Given Cambodia’s violent recent history it should come as no surprise. On April 17, 1975, the Khmer Rouge, an extreme Maoist/Marxist group, took control of the country. It wanted to turn Cambodia into a giant peasant based agrarian cooperative and emptied Pnomh Penh of people, forcing families to march from the city to the countryside. The entire population of the country, men, women and children, was forced to work, often up to 18 hours a day in the fields. Many starved to death, many more were tortured and executed.
During the 3 years, 8 months and 20 days of the Khmer Rouge rule, somewhere between 1.5 and 3million Cambodians were murdered or died (historians still struggle for an accurate count). This amounts to almost a quarter of the population. You can find out more here or here.
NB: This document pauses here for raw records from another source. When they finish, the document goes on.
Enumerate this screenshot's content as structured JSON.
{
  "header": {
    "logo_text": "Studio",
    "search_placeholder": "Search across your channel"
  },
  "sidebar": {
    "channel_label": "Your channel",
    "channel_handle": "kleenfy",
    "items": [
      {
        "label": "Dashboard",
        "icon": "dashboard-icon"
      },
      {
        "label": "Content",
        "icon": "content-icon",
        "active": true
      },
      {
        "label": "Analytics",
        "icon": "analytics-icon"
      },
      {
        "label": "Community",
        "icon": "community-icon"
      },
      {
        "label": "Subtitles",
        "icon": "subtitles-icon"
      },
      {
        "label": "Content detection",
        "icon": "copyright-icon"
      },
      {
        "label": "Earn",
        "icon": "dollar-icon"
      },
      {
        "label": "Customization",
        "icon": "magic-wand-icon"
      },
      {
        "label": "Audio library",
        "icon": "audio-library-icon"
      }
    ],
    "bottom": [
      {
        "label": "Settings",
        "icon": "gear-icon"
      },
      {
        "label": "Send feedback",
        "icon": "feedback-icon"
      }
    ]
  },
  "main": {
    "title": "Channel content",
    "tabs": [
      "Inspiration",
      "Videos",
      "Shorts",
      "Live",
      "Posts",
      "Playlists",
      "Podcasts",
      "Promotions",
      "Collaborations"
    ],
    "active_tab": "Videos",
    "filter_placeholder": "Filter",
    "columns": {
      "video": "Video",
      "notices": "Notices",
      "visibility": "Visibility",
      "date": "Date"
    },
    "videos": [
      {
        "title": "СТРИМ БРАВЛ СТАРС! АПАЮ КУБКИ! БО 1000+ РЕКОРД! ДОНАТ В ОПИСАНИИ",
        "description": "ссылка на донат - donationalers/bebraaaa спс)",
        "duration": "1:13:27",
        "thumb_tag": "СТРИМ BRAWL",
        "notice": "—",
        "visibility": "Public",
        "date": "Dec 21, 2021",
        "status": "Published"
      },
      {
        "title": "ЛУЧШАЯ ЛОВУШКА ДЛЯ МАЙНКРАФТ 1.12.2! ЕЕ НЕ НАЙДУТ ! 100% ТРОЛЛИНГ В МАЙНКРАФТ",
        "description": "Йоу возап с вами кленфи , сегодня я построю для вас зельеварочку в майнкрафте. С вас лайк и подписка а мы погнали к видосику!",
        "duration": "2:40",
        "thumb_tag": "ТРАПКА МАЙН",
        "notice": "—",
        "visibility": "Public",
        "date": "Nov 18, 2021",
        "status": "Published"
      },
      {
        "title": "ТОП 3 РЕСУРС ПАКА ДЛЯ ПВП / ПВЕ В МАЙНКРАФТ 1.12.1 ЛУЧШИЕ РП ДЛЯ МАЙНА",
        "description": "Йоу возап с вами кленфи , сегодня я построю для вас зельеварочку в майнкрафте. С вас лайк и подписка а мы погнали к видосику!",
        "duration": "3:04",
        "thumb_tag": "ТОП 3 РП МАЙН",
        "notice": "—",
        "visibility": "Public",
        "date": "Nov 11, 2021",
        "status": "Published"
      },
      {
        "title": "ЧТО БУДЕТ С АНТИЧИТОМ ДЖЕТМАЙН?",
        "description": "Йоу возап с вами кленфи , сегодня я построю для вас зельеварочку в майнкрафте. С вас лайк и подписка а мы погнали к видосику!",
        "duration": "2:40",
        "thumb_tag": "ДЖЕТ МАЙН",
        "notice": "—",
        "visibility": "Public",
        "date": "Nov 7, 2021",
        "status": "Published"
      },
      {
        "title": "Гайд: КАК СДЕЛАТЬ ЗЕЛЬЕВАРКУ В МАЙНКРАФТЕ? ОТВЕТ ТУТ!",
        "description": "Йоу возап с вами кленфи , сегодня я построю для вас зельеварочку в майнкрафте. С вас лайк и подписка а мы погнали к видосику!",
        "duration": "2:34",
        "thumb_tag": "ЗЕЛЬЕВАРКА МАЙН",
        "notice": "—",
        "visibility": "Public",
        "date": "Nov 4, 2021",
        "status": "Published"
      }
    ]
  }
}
After the Khmer Rouge were disposed by the Vietnamese in 1979, they kept up a guerrilla war that didn’t end until 1991 and their last strongholds were not routed until 1998.
Looking around Cambodia today it feels as if two generations of people are missing. Not only the older generations who died in the 70s but also the generation of 25-35 year olds, who just weren’t conceived during those years of war and terror.


When I come out, the moto driver notices my mood. He’s 45, a few years older than me, with a worn face, only a small selection of his original teeth and the gentle smile that’s so common in this country. He looks 55, maybe more.
‘It’s a sad place,’ he says.
I nod.
‘My father, my brother and my uncle. They all died during that time,’ he says. Then with a little grimace of his mouth and a barely there shrug, he turns and kick starts the bike.